Ukraine, N. Korea on agenda for EU talks in Seoul
Two European leaders arrived in Seoul on Monday for talks with South Korea’s President Yoon Suk Yeol that will cover trade agreements, Ukraine and North Korea’s banned weapons programmes.
European Council President Charles Michel and European Commission President Ursula von der Leyen are on their first visit to the East Asian country after attending the Group of 7 summit in Hiroshima.
“The EU and South Korea are expected to express their strong joint support for upholding the rules-based international order,” the European Council said in a statement.
The leaders are also “expected to discuss North Korea’s repeated ballistic missile launches, its ongoing nuclear programme”, and Seoul’s efforts to persuade Pyongyang to give up its nukes, the statement said.
The European Council president visited the heavily fortified Demilitarised Zone dividing North and South Korea ahead of the summit.
Michel said on Twitter: “The desire for freedom will always be stronger. North Korea’s nuclear armament threatens peace in the region.”
Von der Leyen met with the European business community in Seoul, pledging to further strengthen the EU’s “special bond” with South Korea by deepening cooperation in strategic areas including clean energy and research.

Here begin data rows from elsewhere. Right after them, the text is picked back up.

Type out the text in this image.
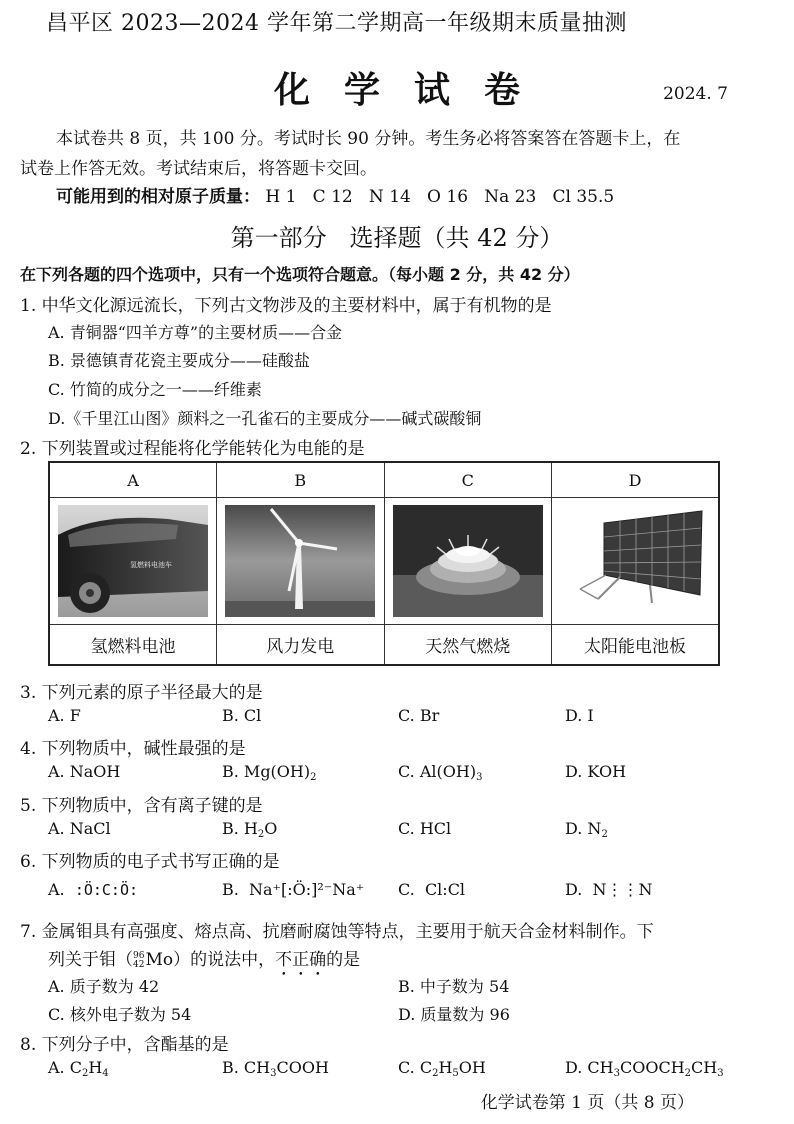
昌平区 2023—2024 学年第二学期高一年级期末质量抽测
化学试卷	2024. 7
本试卷共 8 页，共 100 分。考试时长 90 分钟。考生务必将答案答在答题卡上，在
试卷上作答无效。考试结束后，将答题卡交回。
可能用到的相对原子质量： H 1   C 12   N 14   O 16   Na 23   Cl 35.5
第一部分   选择题（共 42 分）
在下列各题的四个选项中，只有一个选项符合题意。（每小题 2 分，共 42 分）
1. 中华文化源远流长，下列古文物涉及的主要材料中，属于有机物的是
A. 青铜器“四羊方尊”的主要材质——合金
B. 景德镇青花瓷主要成分——硅酸盐
C. 竹简的成分之一——纤维素
D.《千里江山图》颜料之一孔雀石的主要成分——碱式碳酸铜
2. 下列装置或过程能将化学能转化为电能的是
A	B	C	D

氢燃料电池车

氢燃料电池	风力发电	天然气燃烧	太阳能电池板
3. 下列元素的原子半径最大的是
A. F	B. Cl	C. Br	D. I
4. 下列物质中，碱性最强的是
A. NaOH	B. $Mg(OH)_2$	C. $Al(OH)_3$	D. KOH
5. 下列物质中，含有离子键的是
A. NaCl	B. $H_2O$	C. HCl	D. $N_2$
6. 下列物质的电子式书写正确的是
A. :Ö:C:Ö:	B. Na⁺[:Ö:]²⁻Na⁺ C. Cl:Cl	D. N⋮⋮N
7. 金属钼具有高强度、熔点高、抗磨耐腐蚀等特点，主要用于航天合金材料制作。下
列关于钼（96
42Mo）的说法中，不正确的是
A. 质子数为 42	B. 中子数为 54
C. 核外电子数为 54	D. 质量数为 96
8. 下列分子中，含酯基的是
A. $C_2H_4$	B. $CH_3COOH$	C. $C_2H_5OH$	D. $CH_3COOCH_2CH_3$
化学试卷第 1 页（共 8 页）
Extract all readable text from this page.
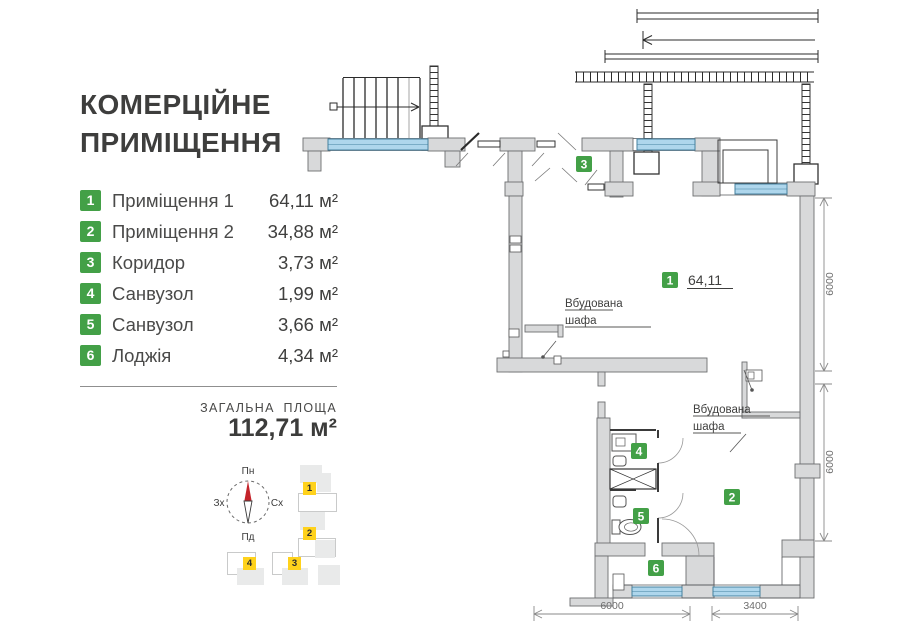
КОМЕРЦІЙНЕ
ПРИМІЩЕННЯ
1 Приміщення 1 64,11 м²
2 Приміщення 2 34,88 м²
3 Коридор	3,73 м²
4 Санвузол	1,99 м²
5 Санвузол	3,66 м²
6 Лоджія	4,34 м²
ЗАГАЛЬНА ПЛОЩА
112,71 м²
Пн
Пд
Зх	Сх
1
2
3
4
3
1
4
5
2
6
64,11
Вбудована
шафа
Вбудована
шафа
6000
6000
6000	3400
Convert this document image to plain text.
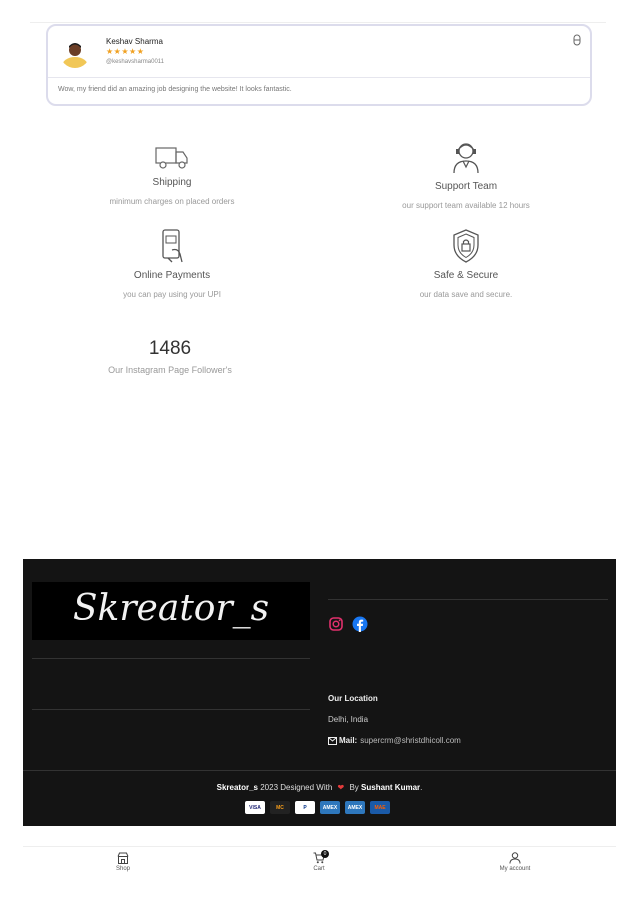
Keshav Sharma
★★★★★
@keshavsharma0011
Wow, my friend did an amazing job designing the website! It looks fantastic.
Shipping
minimum charges on placed orders
Support Team
our support team available 12 hours
Online Payments
you can pay using your UPI
Safe & Secure
our data save and secure.
1486
Our Instagram Page Follower's
Skreator_s
Our Location
Delhi, India
Mail: supercrm@shristdhicoll.com
Skreator_s 2023 Designed With ❤ By Sushant Kumar.
VISA	MC	P	AMEX	AMEX	MAE
Shop
0
Cart	My account
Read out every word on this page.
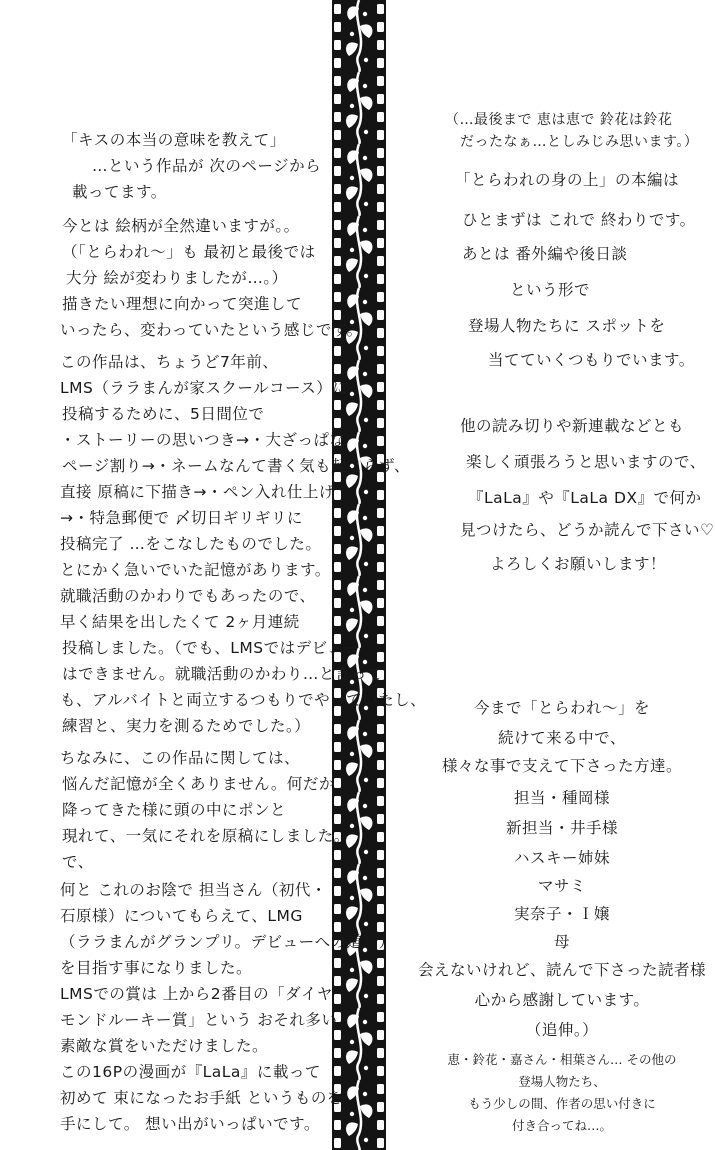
「キスの本当の意味を教えて」
…という作品が 次のページから
載ってます。
今とは 絵柄が全然違いますが。。
（「とらわれ〜」も 最初と最後では
大分 絵が変わりましたが…。）
描きたい理想に向かって突進して
いったら、変わっていたという感じです。
この作品は、ちょうど7年前、
LMS（ララまんが家スクールコース）に
投稿するために、5日間位で
・ストーリーの思いつき→・大ざっぱな
ページ割り→・ネームなんて書く気も起こらず、
直接 原稿に下描き→・ペン入れ仕上げ
→・特急郵便で 〆切日ギリギリに
投稿完了 …をこなしたものでした。
とにかく急いでいた記憶があります。
就職活動のかわりでもあったので、
早く結果を出したくて 2ヶ月連続
投稿しました。（でも、LMSではデビュー
はできません。就職活動のかわり…と言って
も、アルバイトと両立するつもりでやっていたし、
練習と、実力を測るためでした。）
ちなみに、この作品に関しては、
悩んだ記憶が全くありません。何だか
降ってきた様に頭の中にポンと
現れて、一気にそれを原稿にしました。
で、
何と これのお陰で 担当さん（初代・
石原様）についてもらえて、LMG
（ララまんがグランプリ。デビューへの道！）
を目指す事になりました。
LMSでの賞は 上から2番目の「ダイヤ
モンドルーキー賞」という おそれ多い
素敵な賞をいただけました。
この16Pの漫画が『LaLa』に載って
初めて 束になったお手紙 というものを
手にして。 想い出がいっぱいです。
（…最後まで 恵は恵で 鈴花は鈴花
だったなぁ…としみじみ思います。）
「とらわれの身の上」の本編は
ひとまずは これで 終わりです。
あとは 番外編や後日談
という形で
登場人物たちに スポットを
当てていくつもりでいます。
他の読み切りや新連載などとも
楽しく頑張ろうと思いますので、
『LaLa』や『LaLa DX』で何か
見つけたら、どうか読んで下さい♡
よろしくお願いします！
今まで「とらわれ〜」を
続けて来る中で、
様々な事で支えて下さった方達。
担当・種岡様
新担当・井手様
ハスキー姉妹
マサミ
実奈子・Ｉ嬢
母
会えないけれど、読んで下さった読者様
心から感謝しています。
（追伸。）
恵・鈴花・嘉さん・相葉さん… その他の
登場人物たち、
もう少しの間、作者の思い付きに
付き合ってね…。
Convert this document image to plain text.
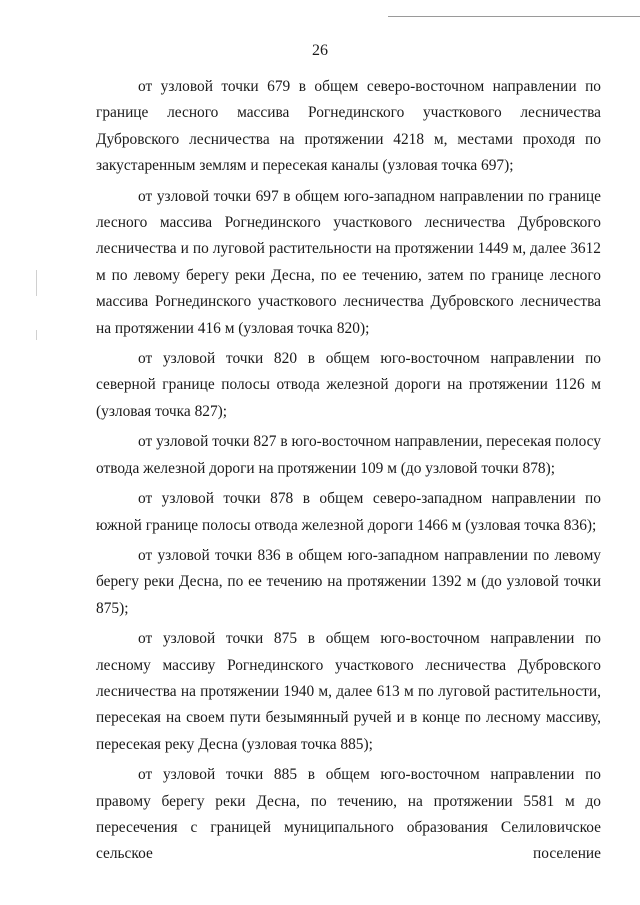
26

от узловой точки 679 в общем северо-восточном направлении по границе лесного массива Рогнединского участкового лесничества Дубровского лесничества на протяжении 4218 м, местами проходя по закустаренным землям и пересекая каналы (узловая точка 697);

от узловой точки 697 в общем юго-западном направлении по границе лесного массива Рогнединского участкового лесничества Дубровского лесничества и по луговой растительности на протяжении 1449 м, далее 3612 м по левому берегу реки Десна, по ее течению, затем по границе лесного массива Рогнединского участкового лесничества Дубровского лесничества на протяжении 416 м (узловая точка 820);

от узловой точки 820 в общем юго-восточном направлении по северной границе полосы отвода железной дороги на протяжении 1126 м (узловая точка 827);

от узловой точки 827 в юго-восточном направлении, пересекая полосу отвода железной дороги на протяжении 109 м (до узловой точки 878);

от узловой точки 878 в общем северо-западном направлении по южной границе полосы отвода железной дороги 1466 м (узловая точка 836);

от узловой точки 836 в общем юго-западном направлении по левому берегу реки Десна, по ее течению на протяжении 1392 м (до узловой точки 875);

от узловой точки 875 в общем юго-восточном направлении по лесному массиву Рогнединского участкового лесничества Дубровского лесничества на протяжении 1940 м, далее 613 м по луговой растительности, пересекая на своем пути безымянный ручей и в конце по лесному массиву, пересекая реку Десна (узловая точка 885);

от узловой точки 885 в общем юго-восточном направлении по правому берегу реки Десна, по течению, на протяжении 5581 м до пересечения с границей муниципального образования Селиловичское сельское поселение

The pair also visited Seoul National Cemetery to pay their respects to South Korea’s war victims.
Yoon’s office said the visit by EU leaders is an “opportunity to strengthen practical cooperation in the fields of economy, health, science and technology and deepen cooperation on regional and global issues”.
Ramon Pacheco Pardo, a professor of international relations at King’s College London, said responding to Russia’s invasion of Ukraine will be a “priority” at the summit.
South Korea, the world’s ninth-largest arms exporter, has sent humanitarian assistance to Ukraine and sold tanks and howitzers to Poland — a key ally for Kyiv as it battles Russia’s invasion.
Seoul has a long-standing policy of not providing weapons to active conflict zones — although Yoon has hinted that this could change.
The president’s office warned last month Seoul’s decision on whether to send military aid to Kyiv depended on Russia’s actions.
A large attack against civilians could tip the balance, it said.
So far, Europe has welcomed South Korea’s “robust response” to the invasion, including its indirect provision of arms to Ukraine via third parties, Pardo told AFP.
“So from an EU perspective, the summit will serve to discuss the latest developments related to the invasion and also to ask Seoul to provide lethal weapons to Ukraine directly,” he said.
Yoon held talks with Ukrainian President Volodymyr Zelensky on the sidelines of the G7 on Sunday, following a meeting with Zelensky’s wife, Olena Zelenska, in Seoul last week.
During his meeting with Zelensky in Hiroshima, Yoon promised additional non-lethal aid to Ukraine, including demining equipment and ambulances, at the request of the Ukrainian president, according to South Korea’s presidential office.